Retrospective studies of both types of frozen transfers seem to indicate that the approach of artificially creating a woman’s cycle may come with a higher risk for pregnancy-induced hypertensive disorders, including pre-eclampsia, Hansen said. Pre-eclampsia is not only risky for the mother’s health, but it can cause changes in the placenta’s ability to nourish the baby and the infant may be born prematurely, he said.
“Because we as a society are doing more and more frozen embryo transfers, identifying which of these protocols is associated with a lower risk of pregnancy complications is a public health issue,” Hansen said.
For this study, OU is part of a consortia with Stanford University and Johns Hopkins, with Johns Hopkins serving as the lead site. Each primary site (OU, Stanford and Johns Hopkins) will have affiliated, sites.

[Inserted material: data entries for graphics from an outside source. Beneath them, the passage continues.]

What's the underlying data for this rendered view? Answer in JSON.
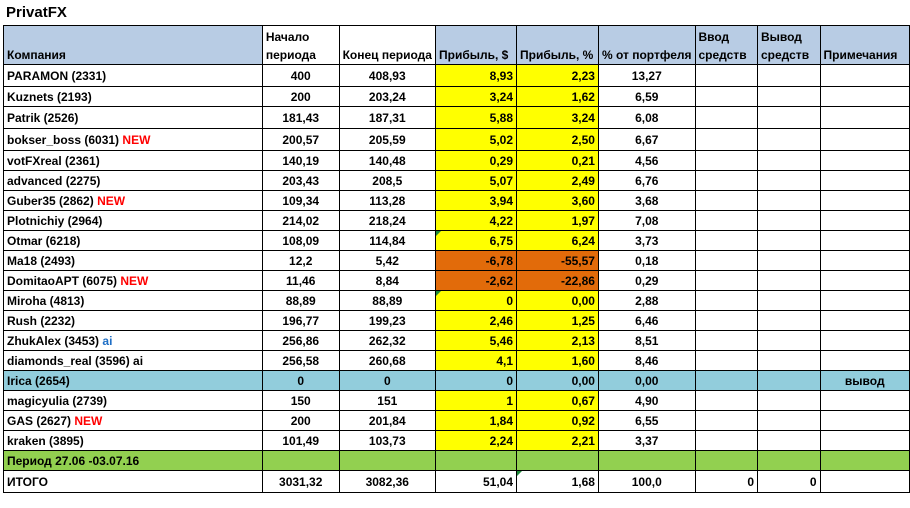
{
  "title": "PrivatFX",
  "headers": {
    "company": "Компания",
    "start": "Начало периода",
    "end": "Конец периода",
    "profit_usd": "Прибыль, $",
    "profit_pct": "Прибыль, %",
    "portfolio_pct": "% от портфеля",
    "deposit": "Ввод средств",
    "withdraw": "Вывод средств",
    "notes": "Примечания"
  },
  "rows": [
    {
      "name": "PARAMON (2331)",
      "tag": "",
      "start": "400",
      "end": "408,93",
      "profit": "8,93",
      "pct": "2,23",
      "portfolio": "13,27",
      "note": ""
    },
    {
      "name": "Kuznets (2193)",
      "tag": "",
      "start": "200",
      "end": "203,24",
      "profit": "3,24",
      "pct": "1,62",
      "portfolio": "6,59",
      "note": ""
    },
    {
      "name": "Patrik (2526)",
      "tag": "",
      "start": "181,43",
      "end": "187,31",
      "profit": "5,88",
      "pct": "3,24",
      "portfolio": "6,08",
      "note": ""
    },
    {
      "name": "bokser_boss (6031)",
      "tag": "NEW",
      "start": "200,57",
      "end": "205,59",
      "profit": "5,02",
      "pct": "2,50",
      "portfolio": "6,67",
      "note": ""
    },
    {
      "name": "votFXreal  (2361)",
      "tag": "",
      "start": "140,19",
      "end": "140,48",
      "profit": "0,29",
      "pct": "0,21",
      "portfolio": "4,56",
      "note": ""
    },
    {
      "name": "advanced (2275)",
      "tag": "",
      "start": "203,43",
      "end": "208,5",
      "profit": "5,07",
      "pct": "2,49",
      "portfolio": "6,76",
      "note": ""
    },
    {
      "name": "Guber35 (2862)",
      "tag": "NEW",
      "start": "109,34",
      "end": "113,28",
      "profit": "3,94",
      "pct": "3,60",
      "portfolio": "3,68",
      "note": ""
    },
    {
      "name": "Plotnichiy (2964)",
      "tag": "",
      "start": "214,02",
      "end": "218,24",
      "profit": "4,22",
      "pct": "1,97",
      "portfolio": "7,08",
      "note": ""
    },
    {
      "name": "Otmar (6218)",
      "tag": "",
      "start": "108,09",
      "end": "114,84",
      "profit": "6,75",
      "pct": "6,24",
      "portfolio": "3,73",
      "note": ""
    },
    {
      "name": "Ma18 (2493)",
      "tag": "",
      "start": "12,2",
      "end": "5,42",
      "profit": "-6,78",
      "pct": "-55,57",
      "portfolio": "0,18",
      "note": ""
    },
    {
      "name": "DomitaoAPT (6075)",
      "tag": "NEW",
      "start": "11,46",
      "end": "8,84",
      "profit": "-2,62",
      "pct": "-22,86",
      "portfolio": "0,29",
      "note": ""
    },
    {
      "name": "Miroha (4813)",
      "tag": "",
      "start": "88,89",
      "end": "88,89",
      "profit": "0",
      "pct": "0,00",
      "portfolio": "2,88",
      "note": ""
    },
    {
      "name": "Rush (2232)",
      "tag": "",
      "start": "196,77",
      "end": "199,23",
      "profit": "2,46",
      "pct": "1,25",
      "portfolio": "6,46",
      "note": ""
    },
    {
      "name": "ZhukAlex (3453)",
      "tag": "ai",
      "start": "256,86",
      "end": "262,32",
      "profit": "5,46",
      "pct": "2,13",
      "portfolio": "8,51",
      "note": ""
    },
    {
      "name": "diamonds_real (3596) ai",
      "tag": "",
      "start": "256,58",
      "end": "260,68",
      "profit": "4,1",
      "pct": "1,60",
      "portfolio": "8,46",
      "note": ""
    },
    {
      "name": "Irica (2654)",
      "tag": "",
      "start": "0",
      "end": "0",
      "profit": "0",
      "pct": "0,00",
      "portfolio": "0,00",
      "note": "вывод"
    },
    {
      "name": "magicyulia (2739)",
      "tag": "",
      "start": "150",
      "end": "151",
      "profit": "1",
      "pct": "0,67",
      "portfolio": "4,90",
      "note": ""
    },
    {
      "name": "GAS (2627)",
      "tag": "NEW",
      "start": "200",
      "end": "201,84",
      "profit": "1,84",
      "pct": "0,92",
      "portfolio": "6,55",
      "note": ""
    },
    {
      "name": "kraken (3895)",
      "tag": "",
      "start": "101,49",
      "end": "103,73",
      "profit": "2,24",
      "pct": "2,21",
      "portfolio": "3,37",
      "note": ""
    }
  ],
  "period": "Период 27.06 -03.07.16",
  "total": {
    "label": "ИТОГО",
    "start": "3031,32",
    "end": "3082,36",
    "profit": "51,04",
    "pct": "1,68",
    "portfolio": "100,0",
    "deposit": "0",
    "withdraw": "0"
  },
  "colors": {
    "header": "#b8cce4",
    "profit_positive": "#ffff00",
    "profit_negative": "#e26b0a",
    "withdrawn_row": "#92cddc",
    "period_row": "#92d050",
    "new_tag": "#ff0000",
    "ai_tag": "#1f6fc5"
  }
}
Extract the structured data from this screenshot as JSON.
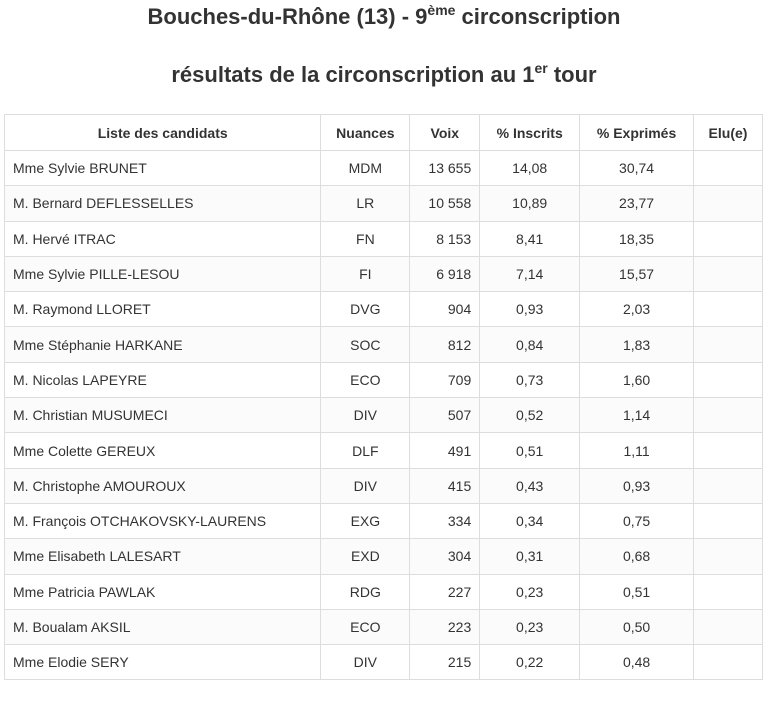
{
  "title": {
    "main": "Bouches-du-Rhône (13) - 9",
    "sup": "ème",
    "tail": " circonscription"
  },
  "subtitle": {
    "main": "résultats de la circonscription au 1",
    "sup": "er",
    "tail": " tour"
  },
  "table": {
    "headers": [
      "Liste des candidats",
      "Nuances",
      "Voix",
      "% Inscrits",
      "% Exprimés",
      "Elu(e)"
    ],
    "rows": [
      {
        "name": "Mme Sylvie BRUNET",
        "nuance": "MDM",
        "voix": "13 655",
        "inscrits": "14,08",
        "exprimes": "30,74",
        "elu": ""
      },
      {
        "name": "M. Bernard DEFLESSELLES",
        "nuance": "LR",
        "voix": "10 558",
        "inscrits": "10,89",
        "exprimes": "23,77",
        "elu": ""
      },
      {
        "name": "M. Hervé ITRAC",
        "nuance": "FN",
        "voix": "8 153",
        "inscrits": "8,41",
        "exprimes": "18,35",
        "elu": ""
      },
      {
        "name": "Mme Sylvie PILLE-LESOU",
        "nuance": "FI",
        "voix": "6 918",
        "inscrits": "7,14",
        "exprimes": "15,57",
        "elu": ""
      },
      {
        "name": "M. Raymond LLORET",
        "nuance": "DVG",
        "voix": "904",
        "inscrits": "0,93",
        "exprimes": "2,03",
        "elu": ""
      },
      {
        "name": "Mme Stéphanie HARKANE",
        "nuance": "SOC",
        "voix": "812",
        "inscrits": "0,84",
        "exprimes": "1,83",
        "elu": ""
      },
      {
        "name": "M. Nicolas LAPEYRE",
        "nuance": "ECO",
        "voix": "709",
        "inscrits": "0,73",
        "exprimes": "1,60",
        "elu": ""
      },
      {
        "name": "M. Christian MUSUMECI",
        "nuance": "DIV",
        "voix": "507",
        "inscrits": "0,52",
        "exprimes": "1,14",
        "elu": ""
      },
      {
        "name": "Mme Colette GEREUX",
        "nuance": "DLF",
        "voix": "491",
        "inscrits": "0,51",
        "exprimes": "1,11",
        "elu": ""
      },
      {
        "name": "M. Christophe AMOUROUX",
        "nuance": "DIV",
        "voix": "415",
        "inscrits": "0,43",
        "exprimes": "0,93",
        "elu": ""
      },
      {
        "name": "M. François OTCHAKOVSKY-LAURENS",
        "nuance": "EXG",
        "voix": "334",
        "inscrits": "0,34",
        "exprimes": "0,75",
        "elu": ""
      },
      {
        "name": "Mme Elisabeth LALESART",
        "nuance": "EXD",
        "voix": "304",
        "inscrits": "0,31",
        "exprimes": "0,68",
        "elu": ""
      },
      {
        "name": "Mme Patricia PAWLAK",
        "nuance": "RDG",
        "voix": "227",
        "inscrits": "0,23",
        "exprimes": "0,51",
        "elu": ""
      },
      {
        "name": "M. Boualam AKSIL",
        "nuance": "ECO",
        "voix": "223",
        "inscrits": "0,23",
        "exprimes": "0,50",
        "elu": ""
      },
      {
        "name": "Mme Elodie SERY",
        "nuance": "DIV",
        "voix": "215",
        "inscrits": "0,22",
        "exprimes": "0,48",
        "elu": ""
      }
    ]
  }
}
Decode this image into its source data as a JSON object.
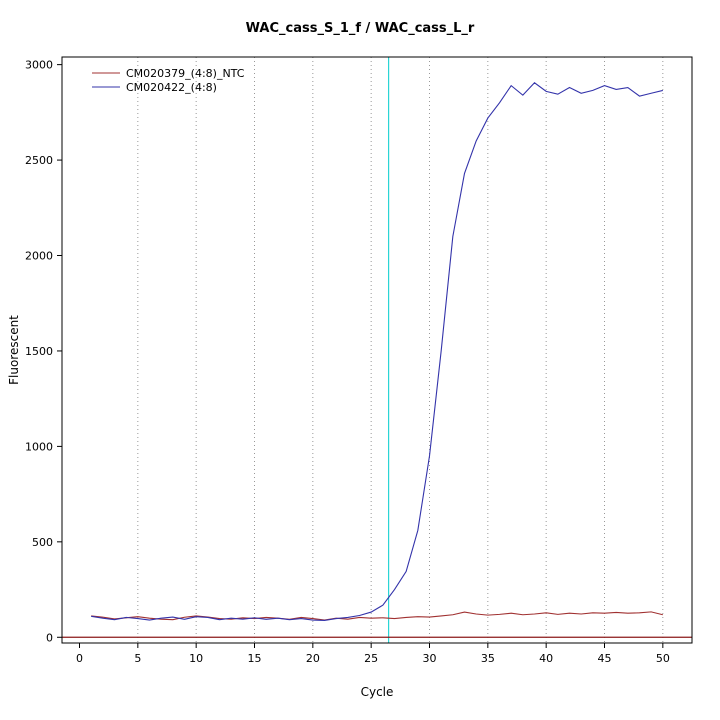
{
  "chart_data": {
    "type": "line",
    "title": "WAC_cass_S_1_f / WAC_cass_L_r",
    "xlabel": "Cycle",
    "ylabel": "Fluorescent",
    "xticks": [
      0,
      5,
      10,
      15,
      20,
      25,
      30,
      35,
      40,
      45,
      50
    ],
    "yticks": [
      0,
      500,
      1000,
      1500,
      2000,
      2500,
      3000
    ],
    "xlim": [
      -1.5,
      52.5
    ],
    "ylim": [
      -30,
      3040
    ],
    "grid": {
      "vertical_dotted_at": [
        5,
        10,
        15,
        20,
        25,
        30,
        35,
        40,
        45,
        50
      ],
      "color": "#999999"
    },
    "threshold_line": {
      "y": 0,
      "color": "#8b1a1a"
    },
    "ct_line": {
      "x": 26.5,
      "color": "#00cdcd"
    },
    "legend_position": "top-left-inside",
    "x": [
      1,
      2,
      3,
      4,
      5,
      6,
      7,
      8,
      9,
      10,
      11,
      12,
      13,
      14,
      15,
      16,
      17,
      18,
      19,
      20,
      21,
      22,
      23,
      24,
      25,
      26,
      27,
      28,
      29,
      30,
      31,
      32,
      33,
      34,
      35,
      36,
      37,
      38,
      39,
      40,
      41,
      42,
      43,
      44,
      45,
      46,
      47,
      48,
      49,
      50
    ],
    "series": [
      {
        "name": "CM020379_(4:8)_NTC",
        "color": "#a03030",
        "values": [
          112,
          105,
          96,
          102,
          108,
          100,
          95,
          92,
          105,
          112,
          106,
          98,
          95,
          102,
          98,
          104,
          100,
          94,
          104,
          98,
          90,
          100,
          95,
          104,
          100,
          102,
          98,
          104,
          108,
          106,
          112,
          118,
          132,
          122,
          116,
          120,
          126,
          118,
          122,
          128,
          120,
          126,
          122,
          128,
          126,
          130,
          126,
          128,
          133,
          118
        ]
      },
      {
        "name": "CM020422_(4:8)",
        "color": "#3333aa",
        "values": [
          110,
          100,
          92,
          104,
          98,
          90,
          100,
          106,
          94,
          108,
          104,
          92,
          100,
          95,
          102,
          94,
          100,
          92,
          98,
          90,
          88,
          98,
          104,
          114,
          132,
          168,
          250,
          345,
          560,
          950,
          1500,
          2100,
          2430,
          2600,
          2720,
          2800,
          2890,
          2840,
          2905,
          2860,
          2845,
          2880,
          2850,
          2865,
          2890,
          2870,
          2880,
          2835,
          2850,
          2865
        ]
      }
    ]
  }
}
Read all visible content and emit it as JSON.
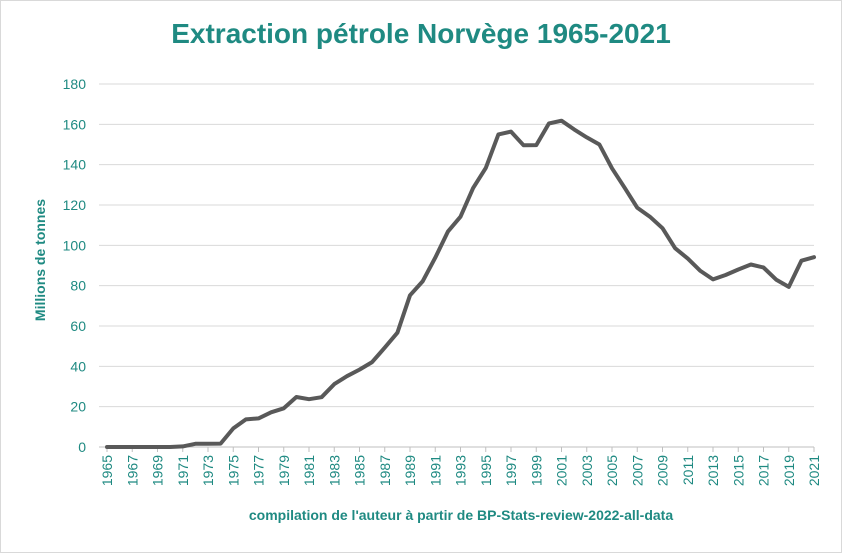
{
  "colors": {
    "accent": "#1f8a82",
    "line": "#595959",
    "grid": "#d9d9d9"
  },
  "chart_data": {
    "type": "line",
    "title": "Extraction  pétrole Norvège 1965-2021",
    "xlabel": "compilation de l'auteur à partir de BP-Stats-review-2022-all-data",
    "ylabel": "Millions de tonnes",
    "ylim": [
      0,
      180
    ],
    "yticks": [
      0,
      20,
      40,
      60,
      80,
      100,
      120,
      140,
      160,
      180
    ],
    "xtick_labels": [
      "1965",
      "1967",
      "1969",
      "1971",
      "1973",
      "1975",
      "1977",
      "1979",
      "1981",
      "1983",
      "1985",
      "1987",
      "1989",
      "1991",
      "1993",
      "1995",
      "1997",
      "1999",
      "2001",
      "2003",
      "2005",
      "2007",
      "2009",
      "2011",
      "2013",
      "2015",
      "2017",
      "2019",
      "2021"
    ],
    "grid": true,
    "legend": "none",
    "x": [
      1965,
      1966,
      1967,
      1968,
      1969,
      1970,
      1971,
      1972,
      1973,
      1974,
      1975,
      1976,
      1977,
      1978,
      1979,
      1980,
      1981,
      1982,
      1983,
      1984,
      1985,
      1986,
      1987,
      1988,
      1989,
      1990,
      1991,
      1992,
      1993,
      1994,
      1995,
      1996,
      1997,
      1998,
      1999,
      2000,
      2001,
      2002,
      2003,
      2004,
      2005,
      2006,
      2007,
      2008,
      2009,
      2010,
      2011,
      2012,
      2013,
      2014,
      2015,
      2016,
      2017,
      2018,
      2019,
      2020,
      2021
    ],
    "series": [
      {
        "values": [
          0,
          0,
          0,
          0,
          0,
          0,
          0.3,
          1.6,
          1.6,
          1.7,
          9.2,
          13.7,
          14.2,
          17.2,
          19.2,
          24.8,
          23.7,
          24.7,
          31.2,
          35.1,
          38.4,
          42.1,
          49.3,
          56.7,
          75.2,
          82.1,
          93.9,
          106.8,
          114.2,
          128.4,
          138.4,
          155,
          156.4,
          149.6,
          149.7,
          160.4,
          161.8,
          157.5,
          153.5,
          150,
          138.2,
          128.6,
          118.6,
          114.2,
          108.5,
          98.6,
          93.4,
          87.3,
          83.1,
          85.3,
          88,
          90.5,
          89,
          83,
          79.4,
          92.4,
          94.1
        ]
      }
    ]
  }
}
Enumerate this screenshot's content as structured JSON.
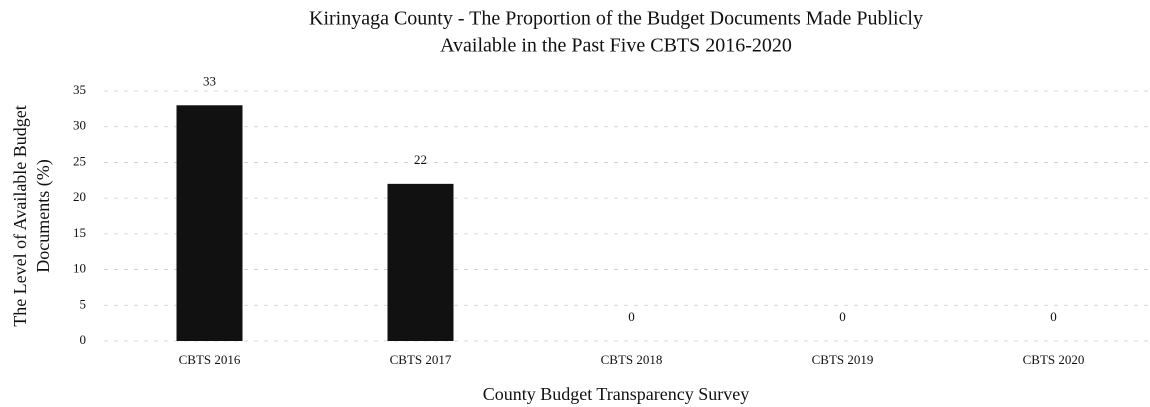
{
  "chart_data": {
    "type": "bar",
    "title": [
      "Kirinyaga County - The Proportion of the Budget Documents Made Publicly",
      "Available in the Past Five CBTS 2016-2020"
    ],
    "x_label": "County Budget Transparency Survey",
    "y_label": [
      "The Level of Available Budget",
      "Documents (%)"
    ],
    "categories": [
      "CBTS 2016",
      "CBTS 2017",
      "CBTS 2018",
      "CBTS 2019",
      "CBTS 2020"
    ],
    "values": [
      33,
      22,
      0,
      0,
      0
    ],
    "color": "#111111",
    "ylim": [
      0,
      35
    ],
    "yticks": [
      0,
      5,
      10,
      15,
      20,
      25,
      30,
      35
    ],
    "grid": true
  }
}
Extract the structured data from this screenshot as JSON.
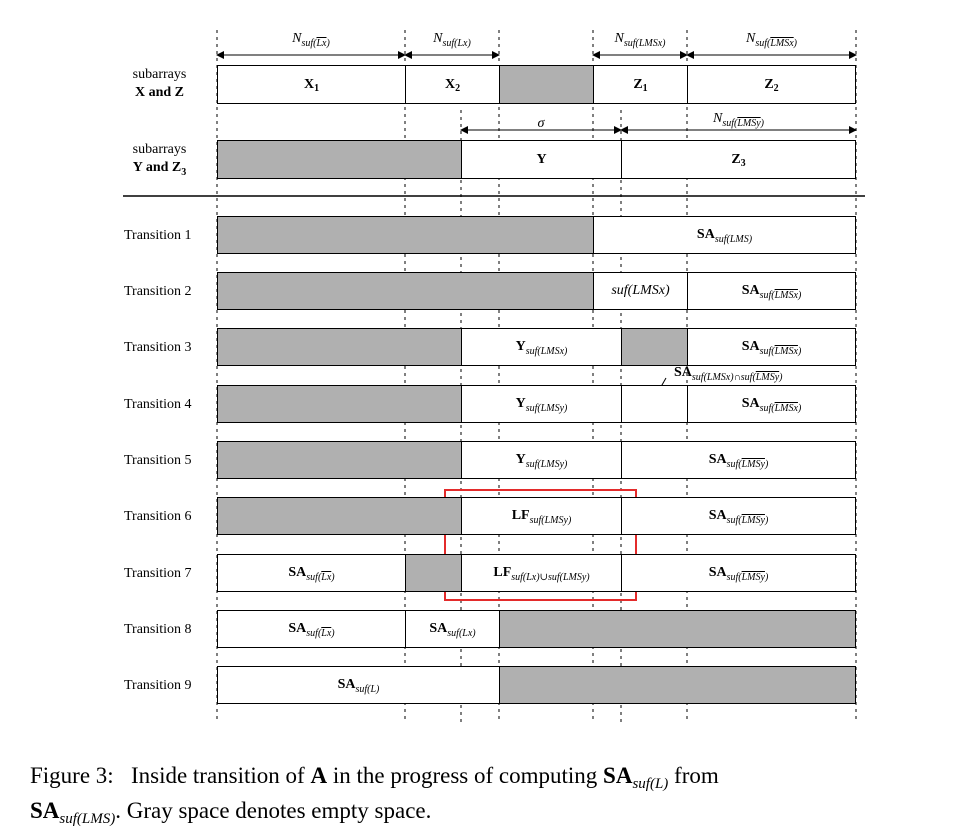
{
  "header_labels": {
    "n1": {
      "main": "N",
      "sub": "suf(",
      "ov": "Lx",
      "close": ")"
    },
    "n2": {
      "main": "N",
      "sub": "suf(Lx)"
    },
    "n3": {
      "main": "N",
      "sub": "suf(LMSx)"
    },
    "n4": {
      "main": "N",
      "sub": "suf(",
      "ov": "LMSx",
      "close": ")"
    },
    "sigma": "σ",
    "n5": {
      "main": "N",
      "sub": "suf(",
      "ov": "LMSy",
      "close": ")"
    }
  },
  "rows": {
    "xz_label_1": "subarrays",
    "xz_label_2": "X and Z",
    "yz_label_1": "subarrays",
    "yz_label_2": "Y and Z",
    "yz_label_3": "3",
    "x1": "X",
    "x1s": "1",
    "x2": "X",
    "x2s": "2",
    "z1": "Z",
    "z1s": "1",
    "z2": "Z",
    "z2s": "2",
    "y": "Y",
    "z3": "Z",
    "z3s": "3"
  },
  "transitions": [
    "Transition 1",
    "Transition 2",
    "Transition 3",
    "Transition 4",
    "Transition 5",
    "Transition 6",
    "Transition 7",
    "Transition 8",
    "Transition 9"
  ],
  "cells": {
    "sa": "SA",
    "y": "Y",
    "lf": "LF",
    "t1": "suf(LMS)",
    "t2a": "suf(LMSx)",
    "t2b_pre": "suf(",
    "t2b_ov": "LMSx",
    "close": ")",
    "t3a": "suf(LMSx)",
    "annot_pre": "suf(LMSx)∩suf(",
    "annot_ov": "LMSy",
    "t4a": "suf(LMSy)",
    "t5a": "suf(LMSy)",
    "ov_lmsy": "LMSy",
    "t6a": "suf(LMSy)",
    "ov_lx": "Lx",
    "t7b": "suf(Lx)∪suf(LMSy)",
    "t8b": "suf(Lx)",
    "t9": "suf(L)"
  },
  "caption": {
    "label": "Figure 3:",
    "text1": "Inside transition of",
    "A": "A",
    "text2": "in the progress of computing",
    "sa": "SA",
    "sub1": "suf(L)",
    "text3": "from",
    "sub2": "suf(LMS)",
    "text4": ". Gray space denotes empty space."
  },
  "colors": {
    "empty": "#b0b0b0",
    "highlight": "#e32b2b"
  }
}
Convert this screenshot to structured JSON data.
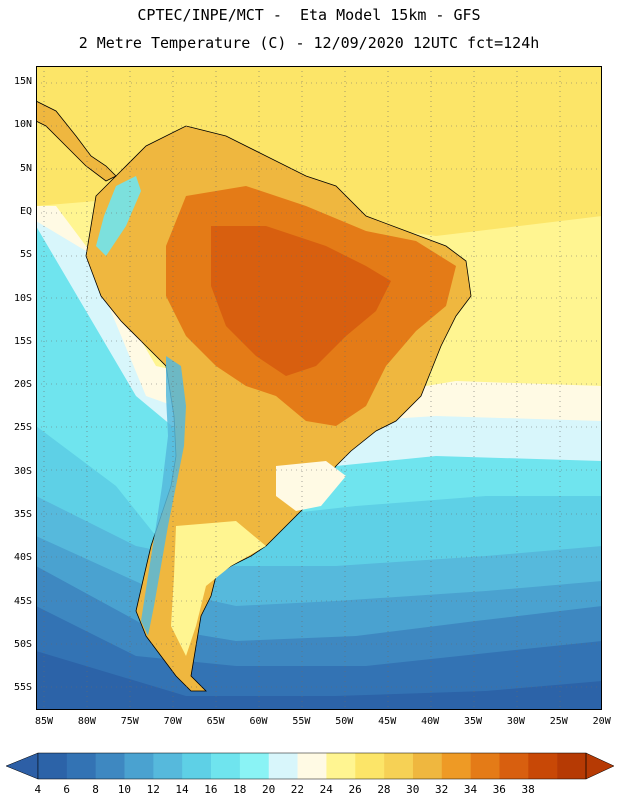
{
  "header": {
    "line1": "CPTEC/INPE/MCT -  Eta Model 15km - GFS",
    "line2": "2 Metre Temperature (C) - 12/09/2020 12UTC fct=124h"
  },
  "map": {
    "lat_labels": [
      "15N",
      "10N",
      "5N",
      "EQ",
      "5S",
      "10S",
      "15S",
      "20S",
      "25S",
      "30S",
      "35S",
      "40S",
      "45S",
      "50S",
      "55S"
    ],
    "lon_labels": [
      "85W",
      "80W",
      "75W",
      "70W",
      "65W",
      "60W",
      "55W",
      "50W",
      "45W",
      "40W",
      "35W",
      "30W",
      "25W",
      "20W"
    ],
    "lat_range": [
      -57.5,
      16
    ],
    "lon_range": [
      -85.5,
      -19.5
    ]
  },
  "legend": {
    "labels": [
      "4",
      "6",
      "8",
      "10",
      "12",
      "14",
      "16",
      "18",
      "20",
      "22",
      "24",
      "26",
      "28",
      "30",
      "32",
      "34",
      "36",
      "38"
    ],
    "colors": [
      "#2c63a8",
      "#3373b4",
      "#3e88c1",
      "#4aa2d0",
      "#56b9dc",
      "#5ed0e6",
      "#6fe4ee",
      "#8af3f5",
      "#d8f6fb",
      "#fffae4",
      "#fff591",
      "#fce568",
      "#f6d155",
      "#efb73f",
      "#ee9a25",
      "#e47b17",
      "#d85f0f",
      "#c84806",
      "#b63a04"
    ],
    "underflow_color": "#2d5fa6",
    "overflow_color": "#b63a04"
  }
}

Together, they will enroll over 750 women who have already elected to have a frozen embryo transfer because of infertility. The multiple enrollment sites are necessary in order to have a sufficiently large number of women to study and to ensure diversity, so that the results are broadly applicable, Hansen said.
Doctors and their research teams will follow and compare women who are having a frozen embryo transfer using a natural cycle vs. an artificially stimulated cycle. Throughout pregnancy and into each newborn’s life, the team will look for pregnancy-induced hypertension and its effects.
Hansen said they have a potential lead to follow. When a woman ovulates on her own and an egg is released from the ovary, the follicle becomes what is called a corpus luteum and begins secreting estrogen and progesterone. However, in an artificially created cycle, the corpus luteum is absent, which is why doctors give estrogen and progesterone. Hansen said their hypothesis is that the corpus luteum produces other compounds, yet to be identified, that may reduce the risk of hypertensive problems.
“Our first aim in the trial is to study the differences between the two protocols,” Hansen said. “But we will also be collecting samples during treatment and pregnancy to see if we can identify what else the corpus luteum is producing.
“But the hallmark of this trial is that it may impact care,” he said. “If we find that the risk of pre-eclampsia is higher in artificial cycles, then there will be a dramatic shift to performing natural embryo transfer cycles. Artificial cycles won’t be completely eliminated – there are women who will never be able to ovulate and still want to become pregnant through frozen embryo transfer – but if the risk for complications is higher, our clinical care will suddenly change.”
Research reported in this press release is supported by the Eunice Kennedy Shriver National Institute of Child Health & Human Development, a component of the National Institutes of Health, under the award number 1R01HD100305-01. This study is not conducting research on embryos; it is comparing two commonly performed standards of care. By federal law, the NIH cannot fund research on embryos.